21 Wonderful Words for Wind

Impress your meteorologically minded friends with your correct usages of ‘zonda,’ ‘simoom,’ and ‘xlokk.’

Windsocks can tell you which way the bise blows.
Windsocks can tell you which way the bise blows. | Matthias Kulka/The Image Bank/Getty Images (windsock); Justin Dodd/Mental Floss (frame)

Air molecules are always moving around us. When we can feel this movement, we call it wind. If we want to get a little more specific about the windy weather, we can talk about gentle breezes and zephyrs, or forceful gusts and gales—but geographers and climatologists have an additional goody bag full of wonderful wind words that get even more specific about what’s going on with those air molecules and where they’re coming from. Here are 21 names for the wind.

1. Bise

A dry wind from the north or northeast funneled over the Alps into southern France and Switzerland by pressure differences.

2. Mistral

A cold wind that blows over the northwest Mediterranean coast when pressure differences funnel it through the Rhône valley.

3. Bora

A cold, very strong, dry wind on the coast of the Adriatic Sea and northern Italy occurring when pressure is high over the Balkans and low over the Mediterranean.

4. Brickfielder

A summer wind in southeastern Australia that brings hot air from the outback to the cooler regions.

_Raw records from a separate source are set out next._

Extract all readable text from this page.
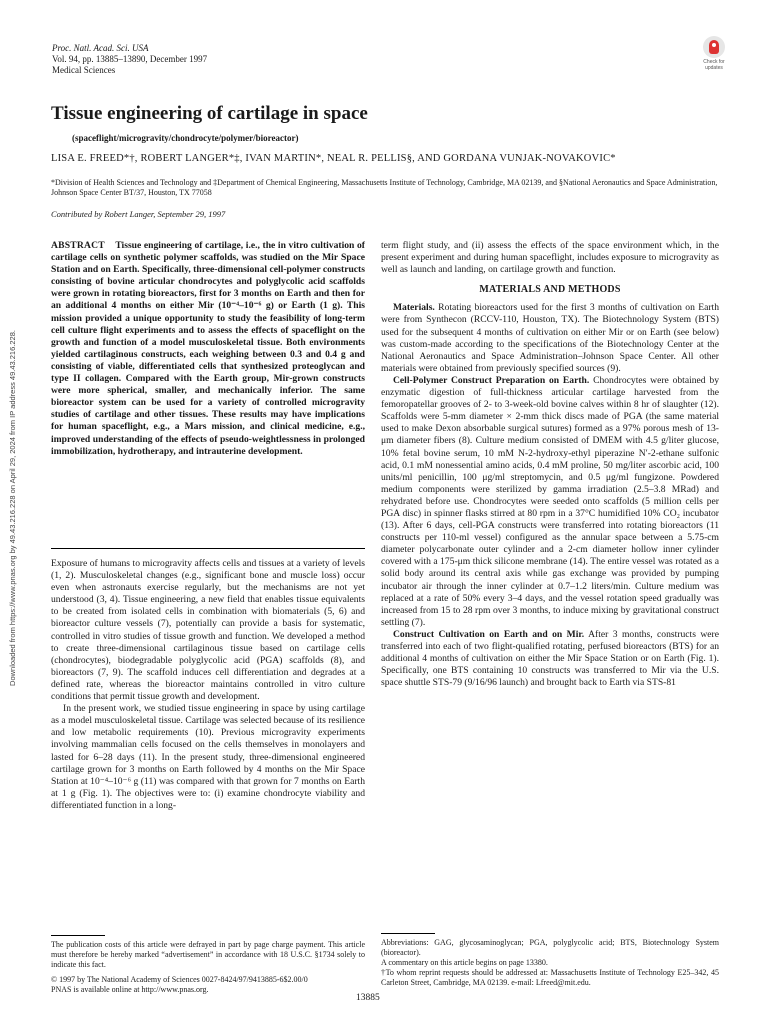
Proc. Natl. Acad. Sci. USA
Vol. 94, pp. 13885–13890, December 1997
Medical Sciences
Check for
updates
Tissue engineering of cartilage in space
(spaceflight/microgravity/chondrocyte/polymer/bioreactor)
LISA E. FREED*†, ROBERT LANGER*‡, IVAN MARTIN*, NEAL R. PELLIS§, AND GORDANA VUNJAK-NOVAKOVIC*
*Division of Health Sciences and Technology and ‡Department of Chemical Engineering, Massachusetts Institute of Technology, Cambridge, MA 02139, and §National Aeronautics and Space Administration, Johnson Space Center BT/37, Houston, TX 77058
Contributed by Robert Langer, September 29, 1997

ABSTRACT Tissue engineering of cartilage, i.e., the in vitro cultivation of cartilage cells on synthetic polymer scaffolds, was studied on the Mir Space Station and on Earth. Specifically, three-dimensional cell-polymer constructs consisting of bovine articular chondrocytes and polyglycolic acid scaffolds were grown in rotating bioreactors, first for 3 months on Earth and then for an additional 4 months on either Mir (10⁻⁴–10⁻⁶ g) or Earth (1 g). This mission provided a unique opportunity to study the feasibility of long-term cell culture flight experiments and to assess the effects of spaceflight on the growth and function of a model musculoskeletal tissue. Both environments yielded cartilaginous constructs, each weighing between 0.3 and 0.4 g and consisting of viable, differentiated cells that synthesized proteoglycan and type II collagen. Compared with the Earth group, Mir-grown constructs were more spherical, smaller, and mechanically inferior. The same bioreactor system can be used for a variety of controlled microgravity studies of cartilage and other tissues. These results may have implications for human spaceflight, e.g., a Mars mission, and clinical medicine, e.g., improved understanding of the effects of pseudo-weightlessness in prolonged immobilization, hydrotherapy, and intrauterine development.

Exposure of humans to microgravity affects cells and tissues at a variety of levels (1, 2). Musculoskeletal changes (e.g., significant bone and muscle loss) occur even when astronauts exercise regularly, but the mechanisms are not yet understood (3, 4). Tissue engineering, a new field that enables tissue equivalents to be created from isolated cells in combination with biomaterials (5, 6) and bioreactor culture vessels (7), potentially can provide a basis for systematic, controlled in vitro studies of tissue growth and function. We developed a method to create three-dimensional cartilaginous tissue based on cartilage cells (chondrocytes), biodegradable polyglycolic acid (PGA) scaffolds (8), and bioreactors (7, 9). The scaffold induces cell differentiation and degrades at a defined rate, whereas the bioreactor maintains controlled in vitro culture conditions that permit tissue growth and development.

In the present work, we studied tissue engineering in space by using cartilage as a model musculoskeletal tissue. Cartilage was selected because of its resilience and low metabolic requirements (10). Previous microgravity experiments involving mammalian cells focused on the cells themselves in monolayers and lasted for 6–28 days (11). In the present study, three-dimensional engineered cartilage grown for 3 months on Earth followed by 4 months on the Mir Space Station at 10⁻⁴–10⁻⁶ g (11) was compared with that grown for 7 months on Earth at 1 g (Fig. 1). The objectives were to: (i) examine chondrocyte viability and differentiated function in a long-

term flight study, and (ii) assess the effects of the space environment which, in the present experiment and during human spaceflight, includes exposure to microgravity as well as launch and landing, on cartilage growth and function.

MATERIALS AND METHODS

Materials. Rotating bioreactors used for the first 3 months of cultivation on Earth were from Synthecon (RCCV-110, Houston, TX). The Biotechnology System (BTS) used for the subsequent 4 months of cultivation on either Mir or on Earth (see below) was custom-made according to the specifications of the Biotechnology Center at the National Aeronautics and Space Administration–Johnson Space Center. All other materials were obtained from previously specified sources (9).

Cell-Polymer Construct Preparation on Earth. Chondrocytes were obtained by enzymatic digestion of full-thickness articular cartilage harvested from the femoropatellar grooves of 2- to 3-week-old bovine calves within 8 hr of slaughter (12). Scaffolds were 5-mm diameter × 2-mm thick discs made of PGA (the same material used to make Dexon absorbable surgical sutures) formed as a 97% porous mesh of 13-μm diameter fibers (8). Culture medium consisted of DMEM with 4.5 g/liter glucose, 10% fetal bovine serum, 10 mM N-2-hydroxy-ethyl piperazine N′-2-ethane sulfonic acid, 0.1 mM nonessential amino acids, 0.4 mM proline, 50 mg/liter ascorbic acid, 100 units/ml penicillin, 100 μg/ml streptomycin, and 0.5 μg/ml fungizone. Powdered medium components were sterilized by gamma irradiation (2.5–3.8 MRad) and rehydrated before use. Chondrocytes were seeded onto scaffolds (5 million cells per PGA disc) in spinner flasks stirred at 80 rpm in a 37°C humidified 10% CO₂ incubator (13). After 6 days, cell-PGA constructs were transferred into rotating bioreactors (11 constructs per 110-ml vessel) configured as the annular space between a 5.75-cm diameter polycarbonate outer cylinder and a 2-cm diameter hollow inner cylinder covered with a 175-μm thick silicone membrane (14). The entire vessel was rotated as a solid body around its central axis while gas exchange was provided by pumping incubator air through the inner cylinder at 0.7–1.2 liters/min. Culture medium was replaced at a rate of 50% every 3–4 days, and the vessel rotation speed gradually was increased from 15 to 28 rpm over 3 months, to induce mixing by gravitational construct settling (7).

Construct Cultivation on Earth and on Mir. After 3 months, constructs were transferred into each of two flight-qualified rotating, perfused bioreactors (BTS) for an additional 4 months of cultivation on either the Mir Space Station or on Earth (Fig. 1). Specifically, one BTS containing 10 constructs was transferred to Mir via the U.S. space shuttle STS-79 (9/16/96 launch) and brought back to Earth via STS-81

The publication costs of this article were defrayed in part by page charge payment. This article must therefore be hereby marked “advertisement” in accordance with 18 U.S.C. §1734 solely to indicate this fact.

© 1997 by The National Academy of Sciences 0027-8424/97/9413885-6$2.00/0

PNAS is available online at http://www.pnas.org.

Abbreviations: GAG, glycosaminoglycan; PGA, polyglycolic acid; BTS, Biotechnology System (bioreactor).

A commentary on this article begins on page 13380.

†To whom reprint requests should be addressed at: Massachusetts Institute of Technology E25–342, 45 Carleton Street, Cambridge, MA 02139. e-mail: Lfreed@mit.edu.

13885
Downloaded from https://www.pnas.org by 49.43.216.228 on April 29, 2024 from IP address 49.43.216.228.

Named either for the red dust it used to spread over Sydney from local brickworks, or the fact that it turned the soil as hard as bricks.

5. Southerly Buster

A kangaroo crossing sign amid a red dust storm in the Australian outback.
A red dust storm in the Australian outback. | Paul Souders/Stone/Getty Images

A cold wind from the south that follows the brickfielder.

6. Buran

A strong northeasterly wind in Siberia and Central Asia that is hot in the summer and freezing in the winter. It’s called the purga when it flows over Arctic tundra and the burga in Alaska.

7. Sirocco

A hot, dry, dusty wind that moves air from the Sahara into northern Africa and Italy. Over the Mediterranean it picks up moisture and becomes humid; it is caused by a band of low pressure moving east across the southern Mediterranean.

8. Khamseen

The sirocco in Egypt. It’s the word for 50; the wind is said to blow for 50 days.

9. Gibli

The sirocco in Libya.

10. Xlokk

The Xarolla windmill in Zurrieq, Malta, against a blue sky.
The Xarolla windmill in Zurrieq, Malta. | Cavan Images/Getty Images

The sirocco in Malta, pronounced “shlok.”

11. Föhn Wind

A föhn wind draws air up one side of a mountain, where it cools and sheds its moisture as precipitation, and then warms as it compresses coming down the other side of the mountain.

12. Chinook Wind

A wind that carries warmed air down the Rocky Mountains and quickly raises the temperature in the valley below. Cattle grazing depends on it because it melts the snow.

13. Moazagoatl

A Föhn wind that moves over the Sudeten Mountains into Germany and Poland. The term apparently comes from a dialectal version of Matz, the surname of a shepherd who first identified its telltale cloud formation in the mountains.

14. Zonda

A Föhn wind that blows eastward over the Andes in Argentina.

15. Simoom

Nineteenth-century illustration of a simoom in the Egyptian desert by David Roberts.
Nineteenth-century illustration of a simoom in the Egyptian desert by David Roberts. | duncan1890/DigitalVision Vectors/Getty Images

A hot, whirling wind in the Sahara and Arabian Desert that plays a role in reshaping dunes; it can move vast quantities of sand. From the Arabic for “poison.”

16. Etesians

The annual strong summer winds in the Aegean Sea resulting from a low pressure trough in Asia that is part of monsoon storm systems. Also called meltemi in Greek and Turkish.

17. Shamal

The summer low pressure areas in Asia also cause this northwesterly wind in Iraq that whips up sand and dust.

18. Trade Winds

These winds blow from the northeast in the Northern Hemisphere and the southeast in the Southern Hemisphere toward low pressure regions along the equator. They are reliable enough to plan trade routes around.

19. Tehuantepecer

Strong winds in Central America due to high pressure over North America. They are intensified as they blow through mountain gaps such as the one at the Isthmus of Tehuantepec.

20. Williwaw

Waves crashing against the coast in the Pacific Northwest with a lighthouse on a cliff.
Williwaws are common in the Pacific Northwest. | Robert L. Potts/Design Pics/Getty Images

A stormy, cold wind that blows down mountains.

21. Willy-Willy

A local whirling wind in Australia that raises small columns of dirt, or dust devils, from the ground.

A version of this story ran in 2014; it has been updated for 2023.